Paleoecological Evidence of Short-Term Climate Variations in the Northwestern U.S.

Cathy Whitlock (Dept. of Geography, University of Oregon, Eugene OR 97403; Internet: whitlock@oregon.uoregon.edu)

Paleoecologic records from the western U.S. register a hierarchy of responses to climate variations on different time scales. The strongest response occurs on Milankovitch time scales, when the dominant controls of regional climate are variations in the seasonal cycle of insolation, atmospheric CO2, and associated changes in ice sheet size and SSTs. These controls in turn influence the location of storm tracks and the strength and location of major atmospheric circulation features. The patterns of vegetation on these times scales include regionally coherent changes in vegetation composition, species ranges, and disturbance regime. On millennial time scales, the few available high-resolution records reveal a heterogeneous response. The Younger Dryas event (~11.6-13 cal ka), for example, is registered in Alaska and California in various data sets, but cooling in the Pacific Northwest is weakly expressed and postdates the YD event (Grigg and Whitlock, 1998, Quat. Res.). Sites that show cooling are located in coastal settings implicating changes in SSTs in the northeast Pacific as the proximal cause.

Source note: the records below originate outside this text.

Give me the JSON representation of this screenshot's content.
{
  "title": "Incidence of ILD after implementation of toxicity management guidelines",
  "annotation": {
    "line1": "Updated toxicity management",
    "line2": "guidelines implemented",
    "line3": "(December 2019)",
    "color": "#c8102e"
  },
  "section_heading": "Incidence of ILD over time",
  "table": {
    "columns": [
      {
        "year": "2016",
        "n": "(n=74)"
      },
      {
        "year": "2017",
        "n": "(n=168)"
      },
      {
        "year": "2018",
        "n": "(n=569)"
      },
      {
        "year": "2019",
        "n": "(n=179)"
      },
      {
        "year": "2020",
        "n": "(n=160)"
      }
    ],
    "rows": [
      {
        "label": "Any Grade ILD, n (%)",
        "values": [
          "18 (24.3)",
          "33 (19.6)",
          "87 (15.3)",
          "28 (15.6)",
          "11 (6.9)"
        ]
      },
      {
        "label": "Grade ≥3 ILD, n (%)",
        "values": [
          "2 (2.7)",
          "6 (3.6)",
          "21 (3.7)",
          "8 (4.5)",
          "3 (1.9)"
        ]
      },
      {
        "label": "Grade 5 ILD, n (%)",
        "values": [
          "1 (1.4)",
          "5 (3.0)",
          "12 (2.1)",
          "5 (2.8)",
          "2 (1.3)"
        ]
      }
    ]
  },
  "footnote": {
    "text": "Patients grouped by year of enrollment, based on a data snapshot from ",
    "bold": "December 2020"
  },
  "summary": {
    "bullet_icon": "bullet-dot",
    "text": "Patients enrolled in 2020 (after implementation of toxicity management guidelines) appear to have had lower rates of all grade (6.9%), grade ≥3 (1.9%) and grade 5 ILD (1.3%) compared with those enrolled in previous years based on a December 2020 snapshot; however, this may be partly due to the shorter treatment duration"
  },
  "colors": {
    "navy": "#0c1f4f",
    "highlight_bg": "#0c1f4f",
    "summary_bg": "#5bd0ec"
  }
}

Millennial-scale climate changes are also noted in pollen data that span Stages 2 through 5. At Carp Lake, Washington, variations in forest cover and the abundance of spruce correlate well with stadial/interstadial periods in Stage 5 (Whitlock and Bartlein, 1997, Nature 388). The record also shows cold events that align with Heinrich events 1, 2, 3, 5, and 6 in the North Atlantic, and in each case, they are followed by abrupt warming. Similar cold maxima are registered at other times as well, and the paleoecologic expression of Heinrich-type responses changes throughout the record, as the dominant large-scale controls (i.e., insolation, ice sheet size, SSTs) change. Millennial scale variations are also noted in the diatom record from Owens Lake, California, which are attributed to changes in snowpack in the Sierras that in turn is related to variations in SSTs (Bradbury, in press). Holocene pollen records show abrupt shifts towards warming at ~11 ka and cooling at 3-4 ka that appear to be regionally significant. Short-term changes in fire frequency during the Holocene seem to be more sensitive records of climate change than pollen data (Long et al., in press, Can. J. For.Res).